Another weird behavior with the HAOS: pinging without domain fails, but with ".local" as domain it succeeds, despite the HA-Host is shown as "" in the router. See below. I added the ping result of another host, called "magicmirror1" where the issue does not occur. For me, it is like HAOS does not recognize, the domain is "fritz.box". Maybe an issue in the NetManager configuration?

My network configuration:

~ % ping smarthome
PING smarthome.fritz.box (192.168.1.185): 56 data bytes
Request timeout for icmp_seq 0
Request timeout for icmp_seq 1
^C
--- smarthome.fritz.box ping statistics ---
5 packets transmitted, 0 packets received, 100.0% packet loss

~ % ping smarthome.local
PING smarthome.local (192.168.1.16): 56 data bytes
64 bytes from 192.168.1.16: icmp_seq=0 ttl=64 time=2.778 ms
64 bytes from 192.168.1.16: icmp_seq=1 ttl=64 time=1.403 ms
^C
--- smarthome.local ping statistics ---
5 packets transmitted, 5 packets received, 0.0% packet loss
round-trip min/avg/max/stddev = 1.364/1.670/2.778/0.554 ms

~ % ping magicmirror1
PING magicmirror1.fritz.box (192.168.1.15): 56 data bytes
64 bytes from 192.168.1.15: icmp_seq=0 ttl=64 time=0.996 ms
64 bytes from 192.168.1.15: icmp_seq=1 ttl=64 time=1.174 ms
^C
--- magicmirror1.fritz.box ping statistics ---
3 packets transmitted, 3 packets received, 0.0% packet loss
round-trip min/avg/max/stddev = 0.996/1.171/1.342/0.141 ms
~ % 
github-actions[bot] commented 2 years ago

There hasn't been any activity on this issue recently.
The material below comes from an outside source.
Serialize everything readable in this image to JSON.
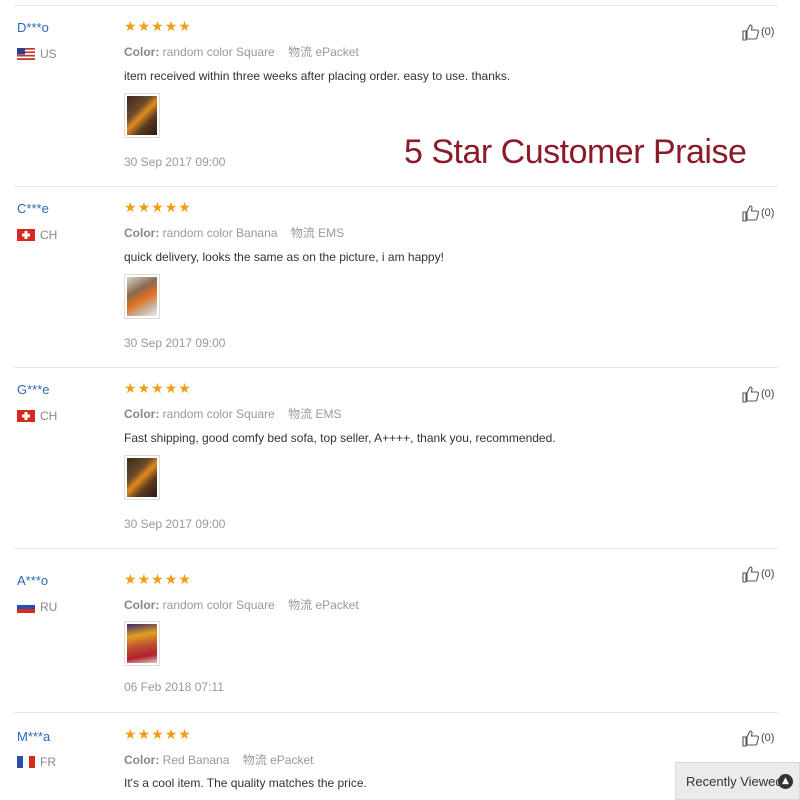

To keep our backlog manageable we have to clean old issues, as many of them have already been resolved with the latest updates. Please make sure to update to the latest Home Assistant OS version and check if that solves the issue. Let us know if that works for you by adding a comment 👍 This issue has now been marked as stale and will be closed if no further activity occurs. Thank you for your contributions.